Beoordeling van de wrakingsgronden
4.3
De beslissing om niet in te stemmen met het verzoek tot uitstel van de zitting, betreft een procesbeslissing. Volgens vaste jurisprudentie van de Hoge Raad komt de wrakingskamer geen oordeel toe over de juistheid van een procesbeslissing. [1] Ook over de motivering van een procesbeslissing mag de wrakingskamer geen oordeel geven, zelfs niet als het gaat om een door verzoekster onjuist, onbegrijpelijk, gebrekkig of te summier geachte motivering of het ontbreken van een motivering.

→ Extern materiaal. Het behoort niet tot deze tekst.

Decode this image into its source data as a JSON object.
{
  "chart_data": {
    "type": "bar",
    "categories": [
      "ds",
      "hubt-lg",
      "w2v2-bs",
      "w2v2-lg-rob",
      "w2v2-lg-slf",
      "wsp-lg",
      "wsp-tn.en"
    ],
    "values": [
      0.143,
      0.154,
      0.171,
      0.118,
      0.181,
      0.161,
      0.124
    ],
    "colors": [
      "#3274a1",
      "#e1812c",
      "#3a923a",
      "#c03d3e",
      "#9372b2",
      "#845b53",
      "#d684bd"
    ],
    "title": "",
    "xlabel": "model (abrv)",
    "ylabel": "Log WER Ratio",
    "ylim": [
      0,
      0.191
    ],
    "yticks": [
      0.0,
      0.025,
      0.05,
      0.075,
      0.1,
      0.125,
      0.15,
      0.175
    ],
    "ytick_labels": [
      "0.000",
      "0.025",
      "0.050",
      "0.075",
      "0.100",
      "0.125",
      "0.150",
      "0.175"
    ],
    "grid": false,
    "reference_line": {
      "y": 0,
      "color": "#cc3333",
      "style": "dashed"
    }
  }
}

De reden hiervoor is dat er tegen een uitspraak van de rechtbank doorgaans een rechtsmiddel (zoals hoger beroep) kan worden ingesteld waarbij dit aan de orde kan komen. Alleen als een procesbeslissing in het licht van de omstandigheden van het geval en naar objectieve maatstaven gemeten niet anders kan worden verstaan dan als blijk van vooringenomenheid, kan dat tot een ander oordeel leiden. Naar het oordeel van de wrakingskamer is daarvan in deze zaak niet gebleken.
4.4
Omdat sprake is van een kennelijk ongegrond wrakingsverzoek laat de wrakingskamer de mondelinge behandeling van het verzoek achterwege overeenkomstig artikel 4, tweede lid, aanhef en onder a van het Wrakingsprotocol van de rechtbank Zeeland-West-Brabant (gepubliceerd op de website www.rechtspraak.nl, zie rechtbank Zeeland-West-Brabant, regels en procedures, wrakingsprotocol).

5.De beslissing

De wrakingskamer:
  • verklaart het verzoek tot wraking kennelijk ongegrond;
  • bepaalt dat de behandeling van de hoofdzaak wordt voortgezet in de stand waarin deze zich bevond ten tijde van de schorsing wegens indiening van het wrakingsverzoek.
Deze beslissing is gegeven op 30 juni 2025 door mr. Luijks, rechter en voorzitter, mr. Bergen en mr. Hopmans, rechters, in aanwezigheid van mr. De Mul, griffier. De beslissing wordt openbaar gemaakt door middel van geanonimiseerde publicatie op www.rechtspraak.nl.
De griffier, De voorzitter,
Afschrift verzonden aan partijen op:
Rechtsmiddel
Tegen deze beslissing staat geen rechtsmiddel open.

Voetnoten

1.Bijvoorbeeld het arrest van 25 september 2018, ECLI:NL:HR:2018:1413.